Before, during and after each bicylce ergometry test arterial blood samples
will be taken. Bloodsamples will be analysed for markers of oxidative stress;
Thiobarbituric acid reactive substance (TBARs), Malondialdehyde (MDA), oxidized
versus reduced glutathione (GSSG/GSH) and antioxidant capacity (ferric reducing
ability of plasma (FRAP)). Furthermore ROS-production by neutrophils will be
determined. Also, leukocyt concentration, high sensitivity C-reactive protein
(HS CRP), interleukin (IL)-6, IL-8, IL-1ra and TNFα will be determined.
Finally, blood will be analysed for markers of muscle damage (troponin I) and
muscle breakdown (activity of the ubiquitin-proteasome system).

The same protocol will be applied for rosuvastatin. Subjects will take 1 tablet
(20 mg) per day for 7 days. During the protocol the investigator and
laboratories will be blinded for treatment groups.

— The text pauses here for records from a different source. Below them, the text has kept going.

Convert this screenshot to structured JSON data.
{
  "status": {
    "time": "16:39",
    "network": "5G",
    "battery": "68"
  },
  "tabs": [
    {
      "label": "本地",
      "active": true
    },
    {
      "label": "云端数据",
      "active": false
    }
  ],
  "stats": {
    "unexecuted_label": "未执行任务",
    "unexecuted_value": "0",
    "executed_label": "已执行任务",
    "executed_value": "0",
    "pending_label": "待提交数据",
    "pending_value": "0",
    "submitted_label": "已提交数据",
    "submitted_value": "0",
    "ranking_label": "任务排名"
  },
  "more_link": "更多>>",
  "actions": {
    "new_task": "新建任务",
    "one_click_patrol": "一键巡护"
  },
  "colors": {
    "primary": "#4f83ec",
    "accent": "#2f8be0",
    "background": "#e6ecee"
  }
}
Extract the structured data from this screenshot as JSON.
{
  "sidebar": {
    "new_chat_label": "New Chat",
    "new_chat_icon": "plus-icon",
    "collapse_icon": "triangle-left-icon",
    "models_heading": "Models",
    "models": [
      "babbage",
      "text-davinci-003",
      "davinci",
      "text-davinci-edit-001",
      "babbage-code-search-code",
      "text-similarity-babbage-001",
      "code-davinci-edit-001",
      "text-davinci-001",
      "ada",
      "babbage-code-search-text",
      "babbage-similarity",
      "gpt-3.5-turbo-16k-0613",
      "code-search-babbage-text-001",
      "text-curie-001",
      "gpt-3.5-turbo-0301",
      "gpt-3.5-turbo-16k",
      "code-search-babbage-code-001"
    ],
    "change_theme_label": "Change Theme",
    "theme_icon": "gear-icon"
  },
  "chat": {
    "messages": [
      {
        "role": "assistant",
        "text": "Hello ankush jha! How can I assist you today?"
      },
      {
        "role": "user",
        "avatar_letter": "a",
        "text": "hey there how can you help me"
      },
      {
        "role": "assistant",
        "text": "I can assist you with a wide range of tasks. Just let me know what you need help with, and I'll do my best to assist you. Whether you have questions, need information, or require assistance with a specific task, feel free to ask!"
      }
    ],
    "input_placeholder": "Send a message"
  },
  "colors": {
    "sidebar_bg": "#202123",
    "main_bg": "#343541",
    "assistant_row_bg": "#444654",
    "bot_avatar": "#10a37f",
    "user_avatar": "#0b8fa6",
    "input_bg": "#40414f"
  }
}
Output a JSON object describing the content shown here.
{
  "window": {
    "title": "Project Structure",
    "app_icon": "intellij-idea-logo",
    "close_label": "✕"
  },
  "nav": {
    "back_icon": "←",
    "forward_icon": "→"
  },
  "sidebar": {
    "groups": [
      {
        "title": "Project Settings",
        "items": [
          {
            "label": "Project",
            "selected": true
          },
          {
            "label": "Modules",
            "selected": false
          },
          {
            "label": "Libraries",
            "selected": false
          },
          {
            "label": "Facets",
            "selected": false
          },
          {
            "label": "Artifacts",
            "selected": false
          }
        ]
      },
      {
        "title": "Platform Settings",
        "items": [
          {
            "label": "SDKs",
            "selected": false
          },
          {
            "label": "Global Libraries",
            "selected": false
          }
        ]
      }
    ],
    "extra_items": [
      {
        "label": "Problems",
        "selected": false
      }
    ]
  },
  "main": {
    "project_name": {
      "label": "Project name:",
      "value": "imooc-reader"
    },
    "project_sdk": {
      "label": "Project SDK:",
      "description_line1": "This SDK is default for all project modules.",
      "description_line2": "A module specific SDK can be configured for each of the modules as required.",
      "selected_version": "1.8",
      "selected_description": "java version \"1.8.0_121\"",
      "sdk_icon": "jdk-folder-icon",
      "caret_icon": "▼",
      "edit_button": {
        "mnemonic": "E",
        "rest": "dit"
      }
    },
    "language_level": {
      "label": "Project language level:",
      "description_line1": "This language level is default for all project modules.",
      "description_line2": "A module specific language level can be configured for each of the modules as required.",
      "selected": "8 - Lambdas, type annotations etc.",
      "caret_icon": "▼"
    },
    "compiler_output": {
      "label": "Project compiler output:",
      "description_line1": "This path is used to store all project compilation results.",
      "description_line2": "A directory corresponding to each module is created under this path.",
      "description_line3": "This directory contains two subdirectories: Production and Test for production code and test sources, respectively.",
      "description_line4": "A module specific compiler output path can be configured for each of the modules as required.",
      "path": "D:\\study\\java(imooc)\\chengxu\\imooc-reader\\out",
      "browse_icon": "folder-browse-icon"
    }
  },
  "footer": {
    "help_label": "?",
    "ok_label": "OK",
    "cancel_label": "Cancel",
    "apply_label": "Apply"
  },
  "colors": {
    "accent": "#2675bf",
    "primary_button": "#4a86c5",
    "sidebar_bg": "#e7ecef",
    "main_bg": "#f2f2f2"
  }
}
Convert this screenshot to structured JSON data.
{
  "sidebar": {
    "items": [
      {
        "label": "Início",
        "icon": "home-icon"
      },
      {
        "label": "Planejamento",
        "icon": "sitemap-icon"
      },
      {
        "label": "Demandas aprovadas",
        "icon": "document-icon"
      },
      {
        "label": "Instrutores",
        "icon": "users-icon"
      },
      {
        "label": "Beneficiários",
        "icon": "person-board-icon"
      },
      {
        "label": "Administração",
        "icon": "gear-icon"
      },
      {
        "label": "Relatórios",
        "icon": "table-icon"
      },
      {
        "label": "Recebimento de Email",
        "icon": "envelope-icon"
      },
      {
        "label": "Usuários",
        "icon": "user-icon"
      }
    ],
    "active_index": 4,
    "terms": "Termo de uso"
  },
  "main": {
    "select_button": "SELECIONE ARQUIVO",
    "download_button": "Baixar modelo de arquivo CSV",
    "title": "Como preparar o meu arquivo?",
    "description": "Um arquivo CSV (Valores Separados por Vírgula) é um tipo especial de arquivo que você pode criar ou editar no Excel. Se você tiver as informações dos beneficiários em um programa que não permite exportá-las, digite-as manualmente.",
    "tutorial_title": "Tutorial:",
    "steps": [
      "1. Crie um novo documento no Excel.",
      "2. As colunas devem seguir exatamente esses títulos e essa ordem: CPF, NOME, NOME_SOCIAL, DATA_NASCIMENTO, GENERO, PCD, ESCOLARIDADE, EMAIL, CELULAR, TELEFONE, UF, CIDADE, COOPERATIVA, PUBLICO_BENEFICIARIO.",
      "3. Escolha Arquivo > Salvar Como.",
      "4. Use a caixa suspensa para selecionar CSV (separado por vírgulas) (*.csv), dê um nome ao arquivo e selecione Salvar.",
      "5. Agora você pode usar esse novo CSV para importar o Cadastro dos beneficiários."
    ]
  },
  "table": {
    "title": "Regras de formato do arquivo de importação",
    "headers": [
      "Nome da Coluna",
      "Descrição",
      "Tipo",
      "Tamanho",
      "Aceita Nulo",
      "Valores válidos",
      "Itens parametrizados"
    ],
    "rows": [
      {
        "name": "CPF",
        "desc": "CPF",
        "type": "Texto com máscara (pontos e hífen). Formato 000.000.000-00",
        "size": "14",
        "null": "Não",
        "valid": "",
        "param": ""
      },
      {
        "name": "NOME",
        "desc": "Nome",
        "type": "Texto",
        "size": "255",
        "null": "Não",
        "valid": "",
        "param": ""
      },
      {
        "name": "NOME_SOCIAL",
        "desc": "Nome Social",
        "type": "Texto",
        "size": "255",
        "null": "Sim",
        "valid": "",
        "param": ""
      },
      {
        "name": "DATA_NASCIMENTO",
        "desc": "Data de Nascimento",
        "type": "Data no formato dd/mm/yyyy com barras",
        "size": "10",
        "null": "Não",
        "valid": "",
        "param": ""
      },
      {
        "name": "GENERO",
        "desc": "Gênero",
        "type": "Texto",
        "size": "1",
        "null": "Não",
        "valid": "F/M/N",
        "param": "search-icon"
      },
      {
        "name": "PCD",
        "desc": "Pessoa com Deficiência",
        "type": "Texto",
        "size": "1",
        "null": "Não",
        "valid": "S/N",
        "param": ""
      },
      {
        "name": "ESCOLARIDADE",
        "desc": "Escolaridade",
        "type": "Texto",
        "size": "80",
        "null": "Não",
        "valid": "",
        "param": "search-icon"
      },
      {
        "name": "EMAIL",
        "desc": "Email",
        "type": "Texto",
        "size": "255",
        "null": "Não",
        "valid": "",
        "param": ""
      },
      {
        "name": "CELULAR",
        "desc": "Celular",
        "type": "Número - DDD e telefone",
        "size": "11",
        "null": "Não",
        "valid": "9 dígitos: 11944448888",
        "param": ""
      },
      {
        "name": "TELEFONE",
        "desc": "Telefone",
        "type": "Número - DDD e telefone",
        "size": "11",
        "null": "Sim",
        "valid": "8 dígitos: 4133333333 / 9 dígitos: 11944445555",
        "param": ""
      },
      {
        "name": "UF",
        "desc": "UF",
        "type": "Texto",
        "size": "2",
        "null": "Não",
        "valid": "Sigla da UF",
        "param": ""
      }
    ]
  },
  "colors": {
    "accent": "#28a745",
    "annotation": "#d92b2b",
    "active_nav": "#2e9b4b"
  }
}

We study the influence of n-acetylcysteine and rosuvastatin on the parameters
of systemic inflammation, oxidative stress and muscle breakdown in bloodsamples
of muscle depleted COPD patients, before and after bicycle ergometry.
Rosuvastatin has antiinflammatory properties by reducing the number of adhesion
molecules on endothelial cells, through a proces which involves endothelial
nitric oxide synthase and nitric oxide. Eventually it prevents the adhesion of
the leukocytes to the endothelial cells. Furthermore, in vitro crestor induced
hemeoxygenase, an enzyme that catalyzes the degradation of heme to form
biliverdin and its metabolic product bilirubin. Both products are strong
antioxidants.
N-acetylcysteine acts as a precursor of cysteine. The availibility of cysteine
is the rate limiting step in the synthesis of glutathione, which plays an
important role in the prevention of oxidative damage.

Pilot study
One patient will receive n-acetylcysteine 600 mg and placebo 3-times daily and
the other will receive rosuvastatin 20 mg and placebo 1 time daily according to
the design shown in figure 1. This pilot study will consist of three pairs of
treatment periods. Each period consists of treatment with placebo and active
substance, both for 7 days. After each pair of treatment, there is a washout
period of one week.

Main experiment
After inclusion, one group of patients and one group of healthy subjects
receives 3 times daily 600 mg n-acetylcysteine or placebo (randomized, dubbel
blind) for one week. After this week a wash-out period of one week is included
in the protocol. After the wash-out the groups receive the other treatment
(placebo or n-acetylcysteine) for one week.
The same protocol will be applied for rosuvastatin. Subjects will take 1 tablet
(20 mg) per day for 7 days.

Measurements involving bicycle ergometry including the obtainment of blood
samples are part of the regular controle, treatment and rehabilitation program
of COPD patients and are generally beared well. During exercise testing vital
functions are constantly monitored. The test is immediatly aborted when
abnormalities occur. Blood is obtained by placing an arterial cannula in the
arteria radialis. Placement of the cannula will be done under locale anesthesia
and can cause a little discomfort. This rarely leads to hematoma, flebitis,
thrombosis, sepsis or local stimulation of the nerve. These complications have
not occured last decade at our department.